Turkey Cutlets with Tomatoes and Capers
Lower in saturated fat than chicken, turkey provides one of the leanest sources of animal protein. The nutrient-dense poultry also contains heart-healthy B vitamins and selenium. Round out this simple preparation with a side of steamed green beans.
Black Bean Salsa with Baked Chips
This zesty salsa is high in protein and fiber and low in fat, and it makes a great accompaniment to grilled meat, chicken, or fish. It’s quick work to make your own baked tortilla chips, and they are so much more healthful than anything you can buy from the store.
Kale Slaw with Peanut Dressing
Kale makes for a surprising alternative to cabbage in this sweet-sharp slaw. Curly kale, the most widely available, is used here; remove the tough stems and center ribs before slicing the leaves.
Berry Grunt
A grunt, also called a slump, is a fruit dessert that’s cooked on the stove and topped with dumpling batter, which steams in the cooking liquid. In this case, the filling consists of blackberries and raspberries, and the whole-wheat dumplings are flavored with cinnamon and ginger. Serve dumplings splashed with heavy cream, if desired.
Two Dips for Crudités
Vegetables, of course, make healthy snacks, and are especially appetizing when served with flavorful dips.

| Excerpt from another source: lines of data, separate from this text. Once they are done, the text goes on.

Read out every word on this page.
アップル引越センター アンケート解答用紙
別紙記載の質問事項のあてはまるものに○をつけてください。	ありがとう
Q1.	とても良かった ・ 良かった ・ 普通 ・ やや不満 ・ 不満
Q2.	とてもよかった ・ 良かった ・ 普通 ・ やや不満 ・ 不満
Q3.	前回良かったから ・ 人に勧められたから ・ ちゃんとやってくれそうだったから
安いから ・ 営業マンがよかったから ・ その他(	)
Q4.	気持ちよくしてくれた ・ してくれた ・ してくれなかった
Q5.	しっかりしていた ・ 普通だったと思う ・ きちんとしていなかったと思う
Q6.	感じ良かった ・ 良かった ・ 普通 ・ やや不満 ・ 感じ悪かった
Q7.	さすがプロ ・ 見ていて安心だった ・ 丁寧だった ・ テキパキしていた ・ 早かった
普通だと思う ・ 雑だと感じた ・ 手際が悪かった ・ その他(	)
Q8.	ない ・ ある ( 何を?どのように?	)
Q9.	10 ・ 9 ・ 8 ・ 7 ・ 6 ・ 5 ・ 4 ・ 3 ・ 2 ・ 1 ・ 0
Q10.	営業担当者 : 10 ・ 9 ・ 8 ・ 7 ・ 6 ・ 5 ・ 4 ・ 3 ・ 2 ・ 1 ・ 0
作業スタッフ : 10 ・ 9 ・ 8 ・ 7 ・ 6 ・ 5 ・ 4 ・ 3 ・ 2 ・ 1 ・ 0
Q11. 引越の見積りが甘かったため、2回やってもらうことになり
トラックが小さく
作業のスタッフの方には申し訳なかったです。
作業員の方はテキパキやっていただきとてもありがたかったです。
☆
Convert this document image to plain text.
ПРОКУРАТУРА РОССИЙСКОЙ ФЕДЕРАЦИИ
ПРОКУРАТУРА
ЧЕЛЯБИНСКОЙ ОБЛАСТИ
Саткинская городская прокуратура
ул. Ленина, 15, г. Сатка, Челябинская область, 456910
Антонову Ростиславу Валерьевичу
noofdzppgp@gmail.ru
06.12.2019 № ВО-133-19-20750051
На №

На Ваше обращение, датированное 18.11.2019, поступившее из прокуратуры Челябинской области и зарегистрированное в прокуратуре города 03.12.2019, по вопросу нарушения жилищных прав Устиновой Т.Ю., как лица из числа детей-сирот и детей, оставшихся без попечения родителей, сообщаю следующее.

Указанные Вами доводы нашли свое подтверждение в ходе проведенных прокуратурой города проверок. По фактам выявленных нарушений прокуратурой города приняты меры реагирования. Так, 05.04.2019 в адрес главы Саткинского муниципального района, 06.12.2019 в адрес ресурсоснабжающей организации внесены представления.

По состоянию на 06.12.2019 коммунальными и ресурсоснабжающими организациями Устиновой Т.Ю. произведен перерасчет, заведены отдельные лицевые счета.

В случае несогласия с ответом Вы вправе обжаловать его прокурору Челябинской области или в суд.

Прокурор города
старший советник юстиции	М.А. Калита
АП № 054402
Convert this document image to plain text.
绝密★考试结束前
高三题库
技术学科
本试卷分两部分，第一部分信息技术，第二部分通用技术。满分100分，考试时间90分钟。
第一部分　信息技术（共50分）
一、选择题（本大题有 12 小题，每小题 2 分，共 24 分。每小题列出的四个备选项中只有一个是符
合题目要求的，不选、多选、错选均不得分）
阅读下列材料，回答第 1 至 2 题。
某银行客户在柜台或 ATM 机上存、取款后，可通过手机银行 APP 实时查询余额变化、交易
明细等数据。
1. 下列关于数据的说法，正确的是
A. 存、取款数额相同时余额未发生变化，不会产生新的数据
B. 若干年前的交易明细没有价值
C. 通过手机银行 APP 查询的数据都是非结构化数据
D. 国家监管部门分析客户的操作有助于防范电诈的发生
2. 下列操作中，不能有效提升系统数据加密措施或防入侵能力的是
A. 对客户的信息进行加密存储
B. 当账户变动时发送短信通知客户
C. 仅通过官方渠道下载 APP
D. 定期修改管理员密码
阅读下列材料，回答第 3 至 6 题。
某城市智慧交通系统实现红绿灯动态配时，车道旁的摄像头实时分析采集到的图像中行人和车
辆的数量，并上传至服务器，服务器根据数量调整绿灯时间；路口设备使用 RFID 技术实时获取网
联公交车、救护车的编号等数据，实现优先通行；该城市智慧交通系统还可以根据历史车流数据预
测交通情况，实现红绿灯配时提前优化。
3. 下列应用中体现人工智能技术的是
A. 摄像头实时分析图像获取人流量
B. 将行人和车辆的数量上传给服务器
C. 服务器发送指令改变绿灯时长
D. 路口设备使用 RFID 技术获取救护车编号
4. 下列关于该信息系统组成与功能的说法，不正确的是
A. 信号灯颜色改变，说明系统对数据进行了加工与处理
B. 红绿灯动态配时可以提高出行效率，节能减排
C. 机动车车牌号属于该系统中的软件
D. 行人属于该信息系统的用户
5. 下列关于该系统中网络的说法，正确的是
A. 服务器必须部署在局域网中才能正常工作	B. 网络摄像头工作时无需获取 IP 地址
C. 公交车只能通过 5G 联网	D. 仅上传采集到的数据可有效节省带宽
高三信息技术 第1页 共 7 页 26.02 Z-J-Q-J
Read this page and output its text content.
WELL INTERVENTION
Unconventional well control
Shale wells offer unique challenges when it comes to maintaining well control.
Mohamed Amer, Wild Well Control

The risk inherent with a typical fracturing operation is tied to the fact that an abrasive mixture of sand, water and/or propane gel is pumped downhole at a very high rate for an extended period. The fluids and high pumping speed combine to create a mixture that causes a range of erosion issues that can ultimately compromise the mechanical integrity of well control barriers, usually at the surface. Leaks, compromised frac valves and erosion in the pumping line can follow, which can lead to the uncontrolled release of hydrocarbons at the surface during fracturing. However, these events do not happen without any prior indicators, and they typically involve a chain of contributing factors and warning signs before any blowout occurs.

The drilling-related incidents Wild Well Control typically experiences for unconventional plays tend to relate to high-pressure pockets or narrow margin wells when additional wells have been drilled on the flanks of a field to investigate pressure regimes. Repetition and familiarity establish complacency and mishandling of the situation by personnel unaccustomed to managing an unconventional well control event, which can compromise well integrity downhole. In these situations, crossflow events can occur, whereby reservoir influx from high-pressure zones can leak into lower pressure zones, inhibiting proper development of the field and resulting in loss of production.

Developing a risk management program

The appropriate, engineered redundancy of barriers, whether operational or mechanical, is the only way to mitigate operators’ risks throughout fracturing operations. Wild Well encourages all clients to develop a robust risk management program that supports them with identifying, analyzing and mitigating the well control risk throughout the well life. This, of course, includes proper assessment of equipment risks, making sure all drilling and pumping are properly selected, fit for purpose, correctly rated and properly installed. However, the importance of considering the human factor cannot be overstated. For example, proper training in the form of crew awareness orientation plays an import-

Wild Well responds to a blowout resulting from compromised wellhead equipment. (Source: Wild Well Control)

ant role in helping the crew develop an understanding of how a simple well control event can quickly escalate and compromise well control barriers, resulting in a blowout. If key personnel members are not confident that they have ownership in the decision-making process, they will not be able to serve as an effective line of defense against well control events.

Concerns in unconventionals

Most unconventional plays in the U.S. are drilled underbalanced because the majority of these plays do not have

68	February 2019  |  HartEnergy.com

Yellow split peas are the protein-rich basis of one spread; tarama—cured carp or cod roe, used in Greek and Turkish cooking—flavors the other. The roe is soaked in water to remove much of its saltiness, then squeezed of excess moisture. Look for tarama at specialty food stores. Serve dips with crudités and toasted baguette or whole-grain bread slices.
Berry Crush
Berries, blended with ice and almonds, make a simple, refreshing dessert that is also packed with fiber and antioxidants. Raspberry and strawberry crushes are shown here (left to right), but blackberries and blueberries would work well, as would cut-up peaches or bananas.
Berries
Tangy, succulent berries arrive in the spring and summer, dangling from vines and bushes, waiting to be plucked and savored. Blackberries, blueberries, raspberries, and strawberries—all rich in disease-fighting antioxidants—rank among the healthiest fruits and provide some of the tastiest ways to eat well.
Vanilla-Bean Baked Apples
Apples are very versatile—they work well with a variety of nuts, spices, and natural sweeteners. Rome Beauty apples hold up especially well during baking. Here, pecans, vanilla, and dark brown sugar create a winning combination of flavors in skillet-baked apples, irresistible served warm from the oven.
Individual Sweet Potato and Apple Soufflés
The flavor and texture of these miniature spiced soufflés are reminiscent of sweet potato pie, but with far fewer calories and much less fat.